"Unless the east coast of England is too closely guarded," added the midshipman. "However, the fact remains that he was within an ace of getting clear. He swears he knows nothing about the unterseeboot, but that he had agreed with that skunk to put him on board a lugger."

"H'm; well, that's good enough for us. See anything, Parsons?" added Tressidar, addressing one of the seamen who had been told to keep a sharp look-out.

"No, sir; fancied I did, but it was a wash-out."

"Any of you men know how to hoot like an owl?" asked the sub.

"Yes, sir; I do," replied a tall able seaman, who in his youth had been a farm hand in the North Riding of Yorkshire.

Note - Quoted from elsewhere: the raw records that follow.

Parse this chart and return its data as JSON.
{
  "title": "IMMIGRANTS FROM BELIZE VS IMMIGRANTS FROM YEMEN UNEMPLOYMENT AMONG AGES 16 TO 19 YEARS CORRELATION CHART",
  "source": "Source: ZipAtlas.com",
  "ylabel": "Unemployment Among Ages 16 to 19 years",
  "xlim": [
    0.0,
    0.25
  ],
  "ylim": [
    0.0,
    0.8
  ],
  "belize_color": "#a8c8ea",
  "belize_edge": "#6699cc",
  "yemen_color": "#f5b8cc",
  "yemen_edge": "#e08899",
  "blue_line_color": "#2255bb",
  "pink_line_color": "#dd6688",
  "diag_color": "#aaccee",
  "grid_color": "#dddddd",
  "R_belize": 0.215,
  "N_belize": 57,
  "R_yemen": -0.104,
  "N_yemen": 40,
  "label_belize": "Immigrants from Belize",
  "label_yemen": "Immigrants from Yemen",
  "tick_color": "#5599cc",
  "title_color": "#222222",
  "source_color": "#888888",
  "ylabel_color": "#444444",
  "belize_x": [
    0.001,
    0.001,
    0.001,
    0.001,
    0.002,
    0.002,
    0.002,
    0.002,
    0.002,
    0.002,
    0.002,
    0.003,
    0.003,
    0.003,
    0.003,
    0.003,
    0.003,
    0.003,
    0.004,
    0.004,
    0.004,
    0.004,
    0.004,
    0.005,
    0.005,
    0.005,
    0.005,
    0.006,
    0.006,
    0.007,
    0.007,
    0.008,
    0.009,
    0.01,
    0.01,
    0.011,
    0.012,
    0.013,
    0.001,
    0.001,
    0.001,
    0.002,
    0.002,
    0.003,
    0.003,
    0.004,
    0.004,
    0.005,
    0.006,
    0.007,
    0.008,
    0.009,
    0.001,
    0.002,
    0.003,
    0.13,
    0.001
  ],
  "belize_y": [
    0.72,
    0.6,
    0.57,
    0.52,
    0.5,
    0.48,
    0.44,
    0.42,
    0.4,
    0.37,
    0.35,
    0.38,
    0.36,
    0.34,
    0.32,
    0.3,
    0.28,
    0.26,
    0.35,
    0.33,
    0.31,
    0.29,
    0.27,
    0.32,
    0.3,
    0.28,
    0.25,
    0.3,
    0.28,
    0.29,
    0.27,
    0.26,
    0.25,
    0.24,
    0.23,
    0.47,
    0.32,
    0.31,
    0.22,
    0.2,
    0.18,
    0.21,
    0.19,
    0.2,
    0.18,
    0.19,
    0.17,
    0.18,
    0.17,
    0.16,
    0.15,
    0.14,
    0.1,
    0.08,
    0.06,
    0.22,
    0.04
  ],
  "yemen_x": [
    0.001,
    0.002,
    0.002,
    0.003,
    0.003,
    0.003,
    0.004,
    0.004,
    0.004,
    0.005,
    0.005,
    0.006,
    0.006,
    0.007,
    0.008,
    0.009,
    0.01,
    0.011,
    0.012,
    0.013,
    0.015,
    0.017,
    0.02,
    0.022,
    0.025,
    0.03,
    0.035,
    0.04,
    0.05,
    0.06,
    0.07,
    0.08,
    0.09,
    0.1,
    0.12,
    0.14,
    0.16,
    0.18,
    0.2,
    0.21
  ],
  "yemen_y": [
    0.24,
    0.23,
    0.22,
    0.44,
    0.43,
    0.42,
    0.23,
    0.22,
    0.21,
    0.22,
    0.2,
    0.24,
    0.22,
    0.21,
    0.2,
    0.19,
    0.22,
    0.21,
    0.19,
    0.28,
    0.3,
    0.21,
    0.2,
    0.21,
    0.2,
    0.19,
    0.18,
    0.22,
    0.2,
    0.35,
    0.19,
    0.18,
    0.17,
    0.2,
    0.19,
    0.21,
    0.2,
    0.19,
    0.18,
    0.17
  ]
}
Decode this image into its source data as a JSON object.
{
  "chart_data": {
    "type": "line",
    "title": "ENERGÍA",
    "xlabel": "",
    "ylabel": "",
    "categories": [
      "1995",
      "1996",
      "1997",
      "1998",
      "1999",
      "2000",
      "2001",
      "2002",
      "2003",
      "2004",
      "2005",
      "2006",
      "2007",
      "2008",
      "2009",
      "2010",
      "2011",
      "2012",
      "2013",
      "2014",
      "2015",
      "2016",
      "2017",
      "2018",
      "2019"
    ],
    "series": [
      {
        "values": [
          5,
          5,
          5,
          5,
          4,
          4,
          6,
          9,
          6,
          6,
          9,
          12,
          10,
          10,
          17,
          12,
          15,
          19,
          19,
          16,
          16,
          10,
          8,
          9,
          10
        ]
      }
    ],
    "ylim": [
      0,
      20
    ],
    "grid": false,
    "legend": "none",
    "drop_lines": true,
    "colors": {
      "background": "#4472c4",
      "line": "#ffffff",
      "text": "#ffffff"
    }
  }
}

"Very good; stand by, and when Parsons reports the submarine's signal—three cries of the curlew—do you hoot: once only, remember. The rest of you stand easy. I say, Greenwood, you might rummage up aloft and see if there's anything of an incriminating nature in the cottage. Make sure that all the blinds are drawn. I'll give you the word as soon as the strafed U-boat is sighted, if you don't finish before."

As a matter of fact the A.P. carried out his orders long before the submarine revealed her presence. It was within an hour and twenty minutes of sunrise—the tide being well on the flood—that the long-expected cry was faintly borne to the alert ears of the watchers.

Promptly the able seaman replied, and barely had the weird echoes died away when the sub. heard the muffled sound of oars being boated and the crunch of heavy boots on the dry kelp.

"Right you vos," exclaimed a guttural voice. "Lower der cans as fast as you vos like."

In reply Sub-lieutenant Tressidar whipped out his revolver and fired three shots in quick succession into the darkness. Then, with nerves a-tingle, he waited.